Implementation:Apache Paimon Ray Data Read Json
| Knowledge Sources | |
|---|---|
| Domains | Data_Lake, Data_Ingestion |
| Last Updated | 2026-02-07 00:00 GMT |
Overview
External tool for reading JSON data files into distributed Ray Datasets for Paimon ingestion.
Description
ray.data.read_json() reads JSON files or directories into a distributed Dataset. It supports glob patterns, concurrent reading, and schema inference. This function is used as the data source in Paimon ingestion pipelines before calling write_ray() to write data into a Paimon table.
Key capabilities:
- Glob pattern support: Accepts wildcards (e.g., s3://bucket/data/*.json) to read multiple files at once.
- Concurrent reading: The concurrency parameter controls how many Ray tasks read files in parallel.

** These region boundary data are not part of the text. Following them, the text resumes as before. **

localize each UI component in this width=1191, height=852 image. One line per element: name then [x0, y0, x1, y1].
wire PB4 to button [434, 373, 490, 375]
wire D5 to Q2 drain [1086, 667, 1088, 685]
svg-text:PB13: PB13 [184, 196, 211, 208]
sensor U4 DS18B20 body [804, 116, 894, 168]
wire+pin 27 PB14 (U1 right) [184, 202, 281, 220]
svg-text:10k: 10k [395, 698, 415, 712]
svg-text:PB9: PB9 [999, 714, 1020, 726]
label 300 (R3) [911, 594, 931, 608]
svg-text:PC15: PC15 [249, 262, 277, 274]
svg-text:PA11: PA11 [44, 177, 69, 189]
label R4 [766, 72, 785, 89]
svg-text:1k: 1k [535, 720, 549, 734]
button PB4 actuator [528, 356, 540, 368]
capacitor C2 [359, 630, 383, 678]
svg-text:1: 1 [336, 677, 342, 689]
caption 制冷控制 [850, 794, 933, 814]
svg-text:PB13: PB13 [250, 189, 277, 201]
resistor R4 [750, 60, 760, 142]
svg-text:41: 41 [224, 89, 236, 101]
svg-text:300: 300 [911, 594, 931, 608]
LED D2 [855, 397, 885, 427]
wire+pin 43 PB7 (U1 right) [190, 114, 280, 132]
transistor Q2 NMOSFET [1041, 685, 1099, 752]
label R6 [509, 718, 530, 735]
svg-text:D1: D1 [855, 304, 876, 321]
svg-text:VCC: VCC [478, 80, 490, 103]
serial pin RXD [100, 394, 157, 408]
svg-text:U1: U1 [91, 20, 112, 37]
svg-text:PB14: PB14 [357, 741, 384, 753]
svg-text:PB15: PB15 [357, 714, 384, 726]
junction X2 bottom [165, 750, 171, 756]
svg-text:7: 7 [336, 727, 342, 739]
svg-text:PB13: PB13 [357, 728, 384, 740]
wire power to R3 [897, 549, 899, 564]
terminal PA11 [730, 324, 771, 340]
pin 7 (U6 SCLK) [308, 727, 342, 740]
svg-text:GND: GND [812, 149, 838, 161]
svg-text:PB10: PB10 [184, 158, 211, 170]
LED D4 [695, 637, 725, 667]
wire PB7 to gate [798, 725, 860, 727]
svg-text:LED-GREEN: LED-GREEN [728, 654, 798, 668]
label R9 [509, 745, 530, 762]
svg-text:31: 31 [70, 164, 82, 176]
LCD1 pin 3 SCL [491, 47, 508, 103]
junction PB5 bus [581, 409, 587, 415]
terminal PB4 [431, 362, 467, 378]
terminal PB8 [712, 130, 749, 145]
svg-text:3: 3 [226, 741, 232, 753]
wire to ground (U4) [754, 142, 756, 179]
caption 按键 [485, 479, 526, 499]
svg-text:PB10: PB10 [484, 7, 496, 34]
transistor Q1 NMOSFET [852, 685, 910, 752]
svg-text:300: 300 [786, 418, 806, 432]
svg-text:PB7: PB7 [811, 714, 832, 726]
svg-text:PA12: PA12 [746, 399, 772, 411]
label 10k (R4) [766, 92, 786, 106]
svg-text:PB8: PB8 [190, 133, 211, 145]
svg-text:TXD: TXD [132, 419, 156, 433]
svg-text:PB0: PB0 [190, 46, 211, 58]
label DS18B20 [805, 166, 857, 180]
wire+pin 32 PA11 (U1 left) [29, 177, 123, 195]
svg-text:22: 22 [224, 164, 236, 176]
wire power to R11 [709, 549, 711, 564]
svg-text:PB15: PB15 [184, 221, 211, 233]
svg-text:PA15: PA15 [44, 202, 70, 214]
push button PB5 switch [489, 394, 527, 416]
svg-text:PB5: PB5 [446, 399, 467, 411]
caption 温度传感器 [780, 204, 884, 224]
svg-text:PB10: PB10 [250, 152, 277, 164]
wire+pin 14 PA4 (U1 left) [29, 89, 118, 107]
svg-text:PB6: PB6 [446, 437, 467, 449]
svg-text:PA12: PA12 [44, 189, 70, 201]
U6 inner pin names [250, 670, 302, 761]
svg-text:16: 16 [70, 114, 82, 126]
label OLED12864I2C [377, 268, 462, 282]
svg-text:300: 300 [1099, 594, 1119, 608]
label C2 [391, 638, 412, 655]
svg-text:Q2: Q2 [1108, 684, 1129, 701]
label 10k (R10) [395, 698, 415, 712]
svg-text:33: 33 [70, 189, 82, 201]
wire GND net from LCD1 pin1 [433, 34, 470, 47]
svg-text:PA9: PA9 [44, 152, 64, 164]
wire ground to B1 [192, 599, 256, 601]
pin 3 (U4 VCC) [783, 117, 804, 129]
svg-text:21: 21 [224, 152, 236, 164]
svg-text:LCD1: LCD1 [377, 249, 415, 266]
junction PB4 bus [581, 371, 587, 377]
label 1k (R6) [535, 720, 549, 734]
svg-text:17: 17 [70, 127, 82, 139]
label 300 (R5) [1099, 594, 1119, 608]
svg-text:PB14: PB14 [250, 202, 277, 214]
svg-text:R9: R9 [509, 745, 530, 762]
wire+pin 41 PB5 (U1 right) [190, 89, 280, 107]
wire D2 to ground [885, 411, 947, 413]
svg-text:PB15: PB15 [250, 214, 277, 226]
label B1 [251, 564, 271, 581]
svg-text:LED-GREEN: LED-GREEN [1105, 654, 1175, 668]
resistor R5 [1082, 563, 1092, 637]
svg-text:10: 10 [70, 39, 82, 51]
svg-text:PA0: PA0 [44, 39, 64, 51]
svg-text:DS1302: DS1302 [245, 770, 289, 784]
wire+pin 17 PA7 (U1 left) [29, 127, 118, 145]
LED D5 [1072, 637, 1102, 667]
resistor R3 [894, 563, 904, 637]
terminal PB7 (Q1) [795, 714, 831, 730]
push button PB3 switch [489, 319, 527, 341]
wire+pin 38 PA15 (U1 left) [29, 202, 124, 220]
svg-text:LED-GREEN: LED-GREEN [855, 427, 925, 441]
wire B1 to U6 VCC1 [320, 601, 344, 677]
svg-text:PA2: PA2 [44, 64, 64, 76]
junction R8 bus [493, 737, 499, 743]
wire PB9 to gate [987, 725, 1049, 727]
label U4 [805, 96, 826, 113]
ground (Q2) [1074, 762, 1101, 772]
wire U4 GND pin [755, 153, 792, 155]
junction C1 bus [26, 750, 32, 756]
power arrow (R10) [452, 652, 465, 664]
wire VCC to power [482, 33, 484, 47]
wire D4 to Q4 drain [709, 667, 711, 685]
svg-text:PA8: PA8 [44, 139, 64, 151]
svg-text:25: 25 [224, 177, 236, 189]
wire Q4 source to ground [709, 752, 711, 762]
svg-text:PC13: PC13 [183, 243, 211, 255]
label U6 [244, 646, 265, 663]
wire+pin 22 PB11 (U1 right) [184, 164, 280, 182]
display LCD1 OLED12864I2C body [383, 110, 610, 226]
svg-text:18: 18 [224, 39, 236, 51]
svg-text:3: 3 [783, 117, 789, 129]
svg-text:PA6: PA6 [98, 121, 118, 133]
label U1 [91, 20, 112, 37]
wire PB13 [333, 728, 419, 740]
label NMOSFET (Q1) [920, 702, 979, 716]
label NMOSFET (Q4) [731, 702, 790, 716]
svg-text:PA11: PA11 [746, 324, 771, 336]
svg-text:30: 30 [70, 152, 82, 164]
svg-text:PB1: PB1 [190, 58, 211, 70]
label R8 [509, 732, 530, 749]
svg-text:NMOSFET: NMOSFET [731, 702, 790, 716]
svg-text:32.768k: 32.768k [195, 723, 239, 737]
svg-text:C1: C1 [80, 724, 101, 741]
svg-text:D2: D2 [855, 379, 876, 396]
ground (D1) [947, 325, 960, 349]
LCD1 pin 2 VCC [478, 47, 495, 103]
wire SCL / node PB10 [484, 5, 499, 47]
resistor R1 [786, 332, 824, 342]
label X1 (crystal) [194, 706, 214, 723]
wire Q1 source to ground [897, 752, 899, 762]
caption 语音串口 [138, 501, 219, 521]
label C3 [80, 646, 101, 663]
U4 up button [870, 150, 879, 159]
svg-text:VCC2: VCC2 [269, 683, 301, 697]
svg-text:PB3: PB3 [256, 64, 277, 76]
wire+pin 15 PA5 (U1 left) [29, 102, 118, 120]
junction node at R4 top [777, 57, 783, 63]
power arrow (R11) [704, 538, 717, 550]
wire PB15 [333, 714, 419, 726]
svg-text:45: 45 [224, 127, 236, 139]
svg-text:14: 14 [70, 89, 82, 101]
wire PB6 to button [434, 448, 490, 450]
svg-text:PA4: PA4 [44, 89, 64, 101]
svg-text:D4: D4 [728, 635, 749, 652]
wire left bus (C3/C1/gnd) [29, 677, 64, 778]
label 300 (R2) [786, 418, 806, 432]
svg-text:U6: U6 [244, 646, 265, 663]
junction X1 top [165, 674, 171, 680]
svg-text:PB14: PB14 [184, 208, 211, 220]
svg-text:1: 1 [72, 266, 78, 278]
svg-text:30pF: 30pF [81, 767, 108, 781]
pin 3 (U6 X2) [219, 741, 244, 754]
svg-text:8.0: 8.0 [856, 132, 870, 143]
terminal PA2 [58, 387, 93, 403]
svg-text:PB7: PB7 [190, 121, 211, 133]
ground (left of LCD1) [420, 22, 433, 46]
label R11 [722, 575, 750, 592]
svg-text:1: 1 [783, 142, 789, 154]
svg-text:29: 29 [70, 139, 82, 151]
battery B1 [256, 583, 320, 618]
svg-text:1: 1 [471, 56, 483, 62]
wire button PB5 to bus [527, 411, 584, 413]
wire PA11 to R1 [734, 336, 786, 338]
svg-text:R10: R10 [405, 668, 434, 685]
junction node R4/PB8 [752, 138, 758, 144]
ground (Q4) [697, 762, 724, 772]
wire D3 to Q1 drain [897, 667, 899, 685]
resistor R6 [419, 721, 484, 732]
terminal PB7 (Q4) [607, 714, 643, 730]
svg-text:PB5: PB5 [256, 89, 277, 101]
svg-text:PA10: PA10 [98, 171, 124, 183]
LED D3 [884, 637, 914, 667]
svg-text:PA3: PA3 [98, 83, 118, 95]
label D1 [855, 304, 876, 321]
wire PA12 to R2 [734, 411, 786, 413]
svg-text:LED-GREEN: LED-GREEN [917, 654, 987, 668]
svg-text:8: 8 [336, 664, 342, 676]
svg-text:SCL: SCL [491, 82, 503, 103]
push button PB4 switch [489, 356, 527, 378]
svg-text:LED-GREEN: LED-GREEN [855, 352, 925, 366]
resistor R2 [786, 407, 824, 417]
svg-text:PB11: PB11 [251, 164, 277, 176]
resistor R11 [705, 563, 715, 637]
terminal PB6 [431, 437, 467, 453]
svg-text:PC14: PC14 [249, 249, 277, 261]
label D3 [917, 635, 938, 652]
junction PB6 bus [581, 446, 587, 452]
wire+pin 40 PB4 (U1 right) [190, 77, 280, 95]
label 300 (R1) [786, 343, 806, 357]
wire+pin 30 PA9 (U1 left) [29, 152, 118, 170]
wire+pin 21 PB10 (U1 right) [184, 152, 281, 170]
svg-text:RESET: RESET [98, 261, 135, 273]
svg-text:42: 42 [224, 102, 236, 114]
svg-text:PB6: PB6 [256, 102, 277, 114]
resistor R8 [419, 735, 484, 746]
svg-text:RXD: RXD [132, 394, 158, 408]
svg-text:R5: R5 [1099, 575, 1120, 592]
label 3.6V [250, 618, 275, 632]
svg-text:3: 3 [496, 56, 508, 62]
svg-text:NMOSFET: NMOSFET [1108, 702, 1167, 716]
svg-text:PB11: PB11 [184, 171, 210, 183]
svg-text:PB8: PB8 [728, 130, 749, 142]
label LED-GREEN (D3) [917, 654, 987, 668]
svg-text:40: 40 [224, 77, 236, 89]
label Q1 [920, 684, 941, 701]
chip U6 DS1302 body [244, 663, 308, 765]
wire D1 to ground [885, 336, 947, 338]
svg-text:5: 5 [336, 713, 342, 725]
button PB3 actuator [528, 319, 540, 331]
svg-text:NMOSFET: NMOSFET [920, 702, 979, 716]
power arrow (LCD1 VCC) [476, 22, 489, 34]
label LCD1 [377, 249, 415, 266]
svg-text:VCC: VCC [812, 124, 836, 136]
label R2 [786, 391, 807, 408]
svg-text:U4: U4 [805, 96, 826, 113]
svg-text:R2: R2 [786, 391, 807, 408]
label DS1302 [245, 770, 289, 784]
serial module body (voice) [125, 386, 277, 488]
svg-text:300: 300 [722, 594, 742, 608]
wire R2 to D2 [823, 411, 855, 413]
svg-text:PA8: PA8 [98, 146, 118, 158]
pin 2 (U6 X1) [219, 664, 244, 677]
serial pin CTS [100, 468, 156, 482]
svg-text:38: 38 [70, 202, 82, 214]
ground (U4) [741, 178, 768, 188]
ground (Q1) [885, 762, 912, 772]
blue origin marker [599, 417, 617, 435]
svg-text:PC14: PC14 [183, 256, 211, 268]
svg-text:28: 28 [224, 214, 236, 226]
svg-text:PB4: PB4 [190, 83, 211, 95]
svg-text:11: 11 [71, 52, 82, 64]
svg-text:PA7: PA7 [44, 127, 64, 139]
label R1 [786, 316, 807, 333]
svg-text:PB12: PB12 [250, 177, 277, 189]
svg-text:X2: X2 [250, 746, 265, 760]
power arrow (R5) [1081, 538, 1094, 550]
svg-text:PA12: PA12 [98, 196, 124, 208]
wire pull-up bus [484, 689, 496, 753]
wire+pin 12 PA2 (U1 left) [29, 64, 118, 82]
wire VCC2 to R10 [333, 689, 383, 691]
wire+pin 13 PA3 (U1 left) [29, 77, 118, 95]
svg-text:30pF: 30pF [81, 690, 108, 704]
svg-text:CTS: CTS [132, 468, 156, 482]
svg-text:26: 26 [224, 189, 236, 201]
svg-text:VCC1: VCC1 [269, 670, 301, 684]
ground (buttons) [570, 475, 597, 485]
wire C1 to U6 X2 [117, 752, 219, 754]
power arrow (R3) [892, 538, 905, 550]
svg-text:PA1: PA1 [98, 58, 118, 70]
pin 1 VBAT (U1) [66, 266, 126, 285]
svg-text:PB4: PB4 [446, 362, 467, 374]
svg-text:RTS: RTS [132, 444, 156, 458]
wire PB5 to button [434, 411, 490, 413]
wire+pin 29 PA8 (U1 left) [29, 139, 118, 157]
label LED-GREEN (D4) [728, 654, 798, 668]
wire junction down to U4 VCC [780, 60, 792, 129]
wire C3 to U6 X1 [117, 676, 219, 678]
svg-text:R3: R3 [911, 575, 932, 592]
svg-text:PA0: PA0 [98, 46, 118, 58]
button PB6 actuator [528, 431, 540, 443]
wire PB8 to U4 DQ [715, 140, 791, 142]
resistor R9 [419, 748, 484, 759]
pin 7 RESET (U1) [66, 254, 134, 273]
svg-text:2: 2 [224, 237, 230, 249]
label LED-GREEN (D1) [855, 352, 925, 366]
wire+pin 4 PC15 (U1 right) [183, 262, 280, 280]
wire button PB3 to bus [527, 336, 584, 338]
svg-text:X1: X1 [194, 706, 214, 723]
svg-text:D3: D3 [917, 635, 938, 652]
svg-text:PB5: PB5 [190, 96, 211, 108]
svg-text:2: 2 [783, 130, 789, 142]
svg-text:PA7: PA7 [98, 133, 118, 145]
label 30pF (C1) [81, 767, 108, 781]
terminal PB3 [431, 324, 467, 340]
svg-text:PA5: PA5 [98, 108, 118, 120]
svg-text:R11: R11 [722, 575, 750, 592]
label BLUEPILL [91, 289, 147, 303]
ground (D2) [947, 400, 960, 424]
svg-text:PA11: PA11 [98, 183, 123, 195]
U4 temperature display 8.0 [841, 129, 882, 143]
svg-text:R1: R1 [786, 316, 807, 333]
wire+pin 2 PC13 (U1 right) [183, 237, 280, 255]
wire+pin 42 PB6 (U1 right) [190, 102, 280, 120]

- Schema inference: Automatically infers column names and types from the JSON structure using Apache Arrow's JSON parser.
- Arrow integration: Additional keyword arguments are forwarded to Arrow's JSON parser (arrow_json_args), enabling fine-grained control over parsing behavior such as explicit schema specification and block size.
This is an external tool provided by the Ray Data library, not part of the Paimon codebase itself. It serves as the entry point for loading data that will subsequently be written to Paimon tables.
Usage
Use ray.data.read_json() as the first step in a Ray-based Paimon ingestion pipeline to load JSON data from local or cloud storage into a distributed Ray Dataset.
Code Reference
Source Location
- Repository: Ray Project
- Module: ray.data
- External Reference: ray.data.read_json API Documentation
Signature
ray.data.read_json(
paths: Union[str, List[str]],
*,
concurrency: Optional[int] = None,
**arrow_json_args,
) -> ray.data.Dataset
Import
import ray.data
I/O Contract
Inputs
| Name | Type | Required | Description |
|---|---|---|---|
| paths | Union[str, List[str]] | Yes | File path(s), directory path(s), or glob pattern(s) pointing to JSON files. Supports local paths, S3, GCS, and HDFS URIs. |
| concurrency | Optional[int] | No | Number of parallel read tasks. Controls the degree of parallelism for reading files across Ray workers. |
| arrow_json_args | **kwargs | No | Additional keyword arguments forwarded to Arrow's JSON parser (e.g., read_options, parse_options, block_size). |
Outputs
| Name | Type | Description |
|---|---|---|
| dataset | ray.data.Dataset | A distributed Ray Dataset containing the loaded JSON data as Arrow-backed record batches. Each row corresponds to a JSON object from the input files. |
Usage Examples
Basic Usage
import ray
ray.init(ignore_reinit_error=True, num_cpus=4)
dataset = ray.data.read_json("s3://bucket/data/*.json", concurrency=4)
print(f"Loaded {dataset.count()} rows")
Reading from Local Directory
import ray
ray.init(ignore_reinit_error=True)
# Read all JSON files from a local directory
dataset = ray.data.read_json("/data/events/2026-02-07/")
print(dataset.schema())
print(f"Loaded {dataset.count()} rows from local directory")